Florian Wiencek is an expert on the interface of Digital Media and Cultural Learning. He earned his B.Sc. in Digital Media and M.A. in Art and Cultural Mediation from University of Bremen and his PhD in Visual Studies at Jacobs University Bremen. He currently works at Fluxguide in the areas of digital concepts, project management and R&D. He was previously researcher and lecturer in the Department for Image Science and visiting lecturer in the Department of Art, Art History and Visual Studies at Duke University. His published PhD analyzed digital media and digital data with their characteristics and affordances are currently employed in practices of mediation of art and culture and for cultural learning. Moreover he is interested in the creative (re-)use of digital heritage data for co-creative knowledge generation about and with art and culture together with the audience inside and outside of an exhibition or institution. His main research interests are digital mediation of art and culture, digital archives, media- and hybrid art, digital culture and communication as well as co-creative and participatory methods of knowledge generation and education.

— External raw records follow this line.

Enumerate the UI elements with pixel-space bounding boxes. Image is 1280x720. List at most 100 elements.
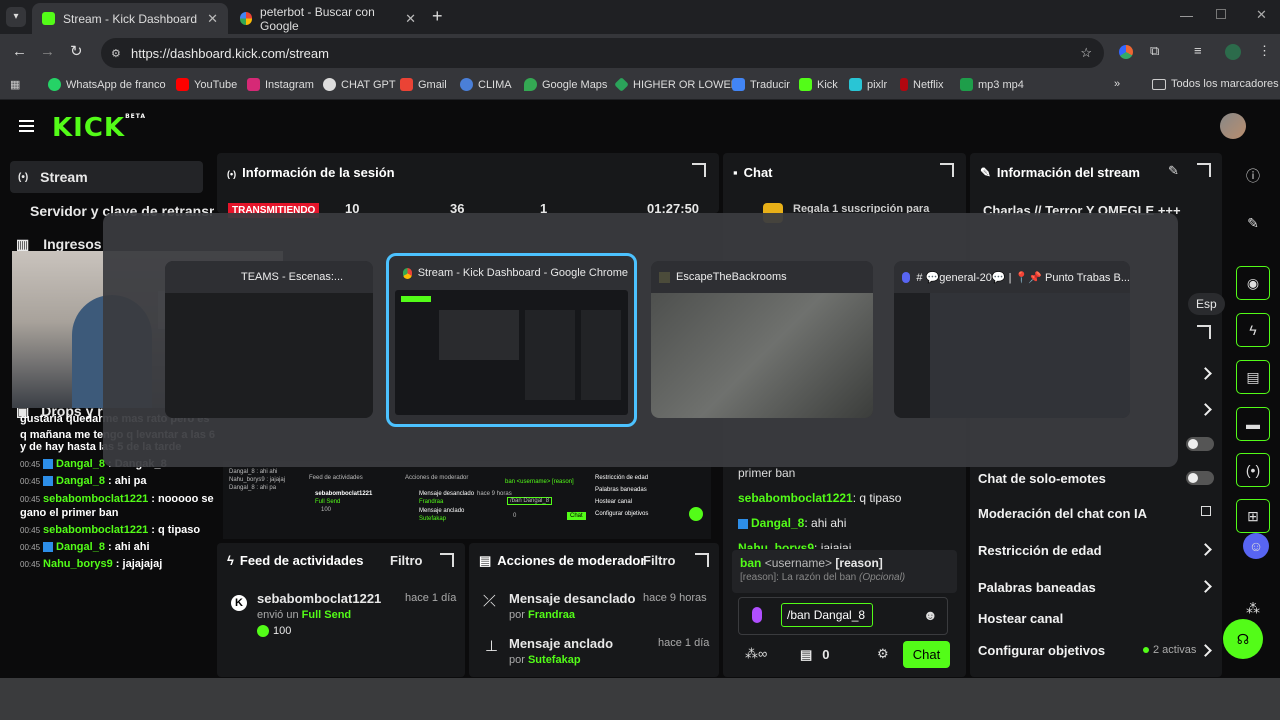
- maximize-icon[interactable]: [1216, 9, 1226, 19]
- chat-username[interactable]: Nahu_borys9: [738, 541, 814, 549]
- bookmark-chatgpt[interactable]: CHAT GPT: [323, 78, 396, 91]
- reload-icon[interactable]: ↻: [70, 42, 83, 60]
- close-tab-icon[interactable]: ✕: [207, 11, 218, 27]
- profile-avatar[interactable]: [1225, 44, 1241, 60]
- all-bookmarks-folder[interactable]: Todos los marcadores: [1152, 78, 1279, 90]
- folder-icon: [1152, 78, 1166, 90]
- chat-input-box[interactable]: /ban Dangal_8 ☻: [738, 597, 948, 635]
- edit-icon[interactable]: ✎: [1236, 206, 1270, 240]
- chat-username[interactable]: Dangal_8: [751, 516, 804, 530]
- tab-search-button[interactable]: ▾: [6, 7, 26, 27]
- bookmark-whatsapp[interactable]: WhatsApp de franco: [48, 78, 166, 91]
- bookmark-label: Kick: [817, 78, 838, 91]
- setting-banned-words[interactable]: Palabras baneadas: [978, 580, 1096, 595]
- browser-menu-icon[interactable]: ⋮: [1258, 43, 1271, 59]
- edit-pencil-icon[interactable]: ✎: [1168, 163, 1179, 179]
- broadcast-icon[interactable]: (•): [1236, 453, 1270, 487]
- back-icon[interactable]: ←: [12, 43, 27, 60]
- sidebar-item-stream[interactable]: (•) Stream: [10, 161, 203, 193]
- apps-grid-icon[interactable]: ▦: [10, 78, 20, 91]
- setting-emote-only[interactable]: Chat de solo-emotes: [978, 471, 1106, 486]
- kick-logo[interactable]: KICKBETA: [52, 113, 146, 143]
- setting-ai-moderation[interactable]: Moderación del chat con IA: [978, 506, 1147, 521]
- chat-input[interactable]: /ban Dangal_8: [781, 603, 873, 627]
- switcher-window-game[interactable]: EscapeTheBackrooms: [651, 261, 873, 418]
- overlay-chat-text: gano el primer ban: [20, 507, 119, 519]
- bookmark-traducir[interactable]: Traducir: [732, 78, 790, 91]
- toggle-switch[interactable]: [1186, 437, 1214, 451]
- preview-text: Restricción de edad: [595, 475, 649, 481]
- flash-icon[interactable]: ϟ: [1236, 313, 1270, 347]
- bookmark-google-maps[interactable]: Google Maps: [524, 78, 607, 91]
- layout-grid-icon[interactable]: ⊞: [1236, 499, 1270, 533]
- extensions-puzzle-icon[interactable]: ⧉: [1150, 43, 1159, 59]
- overlay-chat-text: : q tipaso: [151, 524, 201, 536]
- overlay-chat-time: 00:45: [20, 477, 41, 486]
- new-tab-button[interactable]: +: [432, 6, 443, 27]
- chat-username[interactable]: sebabomboclat1221: [738, 491, 853, 505]
- tab-google-search[interactable]: peterbot - Buscar con Google ✕: [230, 3, 426, 34]
- microphone-icon[interactable]: [752, 607, 762, 623]
- bookmark-kick[interactable]: Kick: [799, 78, 838, 91]
- send-chat-button[interactable]: Chat: [903, 641, 950, 668]
- switcher-window-chrome[interactable]: Stream - Kick Dashboard - Google Chrome: [386, 253, 637, 427]
- minimize-icon[interactable]: —: [1180, 8, 1193, 23]
- bookmark-star-icon[interactable]: ☆: [1080, 45, 1092, 61]
- notes-icon[interactable]: ▤: [1236, 360, 1270, 394]
- filter-button[interactable]: Filtro: [390, 553, 423, 568]
- bookmark-clima[interactable]: CLIMA: [460, 78, 512, 91]
- forward-icon[interactable]: →: [40, 43, 55, 60]
- bookmark-netflix[interactable]: Netflix: [900, 78, 944, 91]
- extension-icon[interactable]: [1119, 45, 1133, 59]
- url-input[interactable]: ⚙ https://dashboard.kick.com/stream ☆: [101, 38, 1104, 68]
- close-tab-icon[interactable]: ✕: [405, 11, 416, 27]
- emoji-icon[interactable]: ☻: [923, 607, 938, 623]
- tab-kick-dashboard[interactable]: Stream - Kick Dashboard ✕: [32, 3, 228, 34]
- expand-icon[interactable]: [1197, 163, 1211, 177]
- expand-icon[interactable]: [692, 163, 706, 177]
- bookmarks-overflow-icon[interactable]: »: [1114, 78, 1120, 90]
- bookmark-instagram[interactable]: Instagram: [247, 78, 314, 91]
- bookmark-label: Gmail: [418, 78, 447, 91]
- expand-icon[interactable]: [940, 163, 954, 177]
- channel-points[interactable]: ▤ 0: [800, 647, 830, 663]
- bookmark-mp3-mp4[interactable]: mp3 mp4: [960, 78, 1024, 91]
- discord-icon[interactable]: ☺: [1243, 533, 1269, 559]
- bookmark-higher-or-lower[interactable]: HIGHER OR LOWER: [614, 77, 739, 92]
- switcher-window-discord[interactable]: # 💬general-20💬 | 📍📌 Punto Trabas B...: [894, 261, 1130, 418]
- hamburger-menu-icon[interactable]: [19, 120, 34, 132]
- stream-preview: Feed de actividades Acciones de moderado…: [223, 461, 711, 539]
- bookmark-gmail[interactable]: Gmail: [400, 78, 447, 91]
- external-link-icon[interactable]: [1201, 506, 1211, 516]
- bookmark-pixlr[interactable]: pixlr: [849, 78, 887, 91]
- chat-settings-icon[interactable]: ⚙: [877, 646, 889, 662]
- user-avatar[interactable]: [1220, 113, 1246, 139]
- info-icon[interactable]: ⓘ: [1236, 159, 1270, 193]
- expand-icon[interactable]: [695, 553, 709, 567]
- expand-icon[interactable]: [440, 553, 454, 567]
- setting-age-restriction[interactable]: Restricción de edad: [978, 543, 1102, 558]
- window-title: # 💬general-20💬 | 📍📌 Punto Trabas B...: [916, 271, 1130, 284]
- panel-title: ✎ Información del stream: [980, 165, 1140, 181]
- beta-badge: BETA: [125, 113, 147, 120]
- filter-button[interactable]: Filtro: [643, 553, 676, 568]
- clip-icon[interactable]: ◉: [1236, 266, 1270, 300]
- expand-icon[interactable]: [1197, 325, 1211, 339]
- moderator-name[interactable]: Frandraa: [528, 609, 575, 621]
- setting-goals[interactable]: Configurar objetivos: [978, 643, 1105, 658]
- chat-icon[interactable]: ▬: [1236, 407, 1270, 441]
- switcher-window-obs[interactable]: TEAMS - Escenas:...: [165, 261, 373, 418]
- command-suggestion[interactable]: ban <username> [reason] [reason]: La raz…: [732, 550, 957, 593]
- setting-host-channel[interactable]: Hostear canal: [978, 611, 1063, 626]
- chat-rules-icon[interactable]: ⁂∞: [745, 646, 767, 662]
- overlay-chat-time: 00:45: [20, 560, 41, 569]
- emote-only-toggle[interactable]: [1186, 471, 1214, 485]
- site-info-icon[interactable]: ⚙: [111, 47, 121, 60]
- activity-username[interactable]: sebabomboclat1221: [257, 591, 381, 606]
- moderator-name[interactable]: Sutefakap: [528, 654, 581, 666]
- tab-title: peterbot - Buscar con Google: [260, 4, 375, 33]
- close-window-icon[interactable]: ✕: [1256, 7, 1267, 23]
- support-headset-icon[interactable]: ☊: [1223, 619, 1263, 659]
- bookmark-youtube[interactable]: YouTube: [176, 78, 237, 91]
- media-control-icon[interactable]: ≡: [1194, 43, 1202, 58]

Knowledge, Skills and Competencies:

  •  Advanced knowledge on definitions of components of time-based media artworks
  •  Understand how to evaluate risks for the preservation of specific works
  •  Evaluate advantages and limitations of different preservation approaches
  •  Understand the issues and relevance of digital preservation
  •  Recognize and analyze risks and advantages of different preservation techniques.
  • Analyze and implement the elements of documentation for preservation necessities

Target Group:

Anyone involved with cultural, collecting or archiving institutions. Conservators and conservation students & lecturers, AV technicians, media artists, archivists, registrars, curators, collectors. Researchers in art history, media studies, (media) archeology or digital cultural heritage.

Application

Download Application Form

Fees and Funding

Participation fees for the institute are 750€
Students and non-affiliated emerging practitioners 650€

 

Staff at universities in Erasmus+ program countries* may apply for Erasmus+ mobility funds. Participants who wish to join us at the Arts & Digital Humanities LAB may come to Krems on mobility. Please, contact the International Office at your home institution about staff training funds available for travel and accommodation.

*Erasmus+ program countries are: all EU member states plus Norway, Iceland, Liechtenstein, Serbia, North Macedonia and Turkey.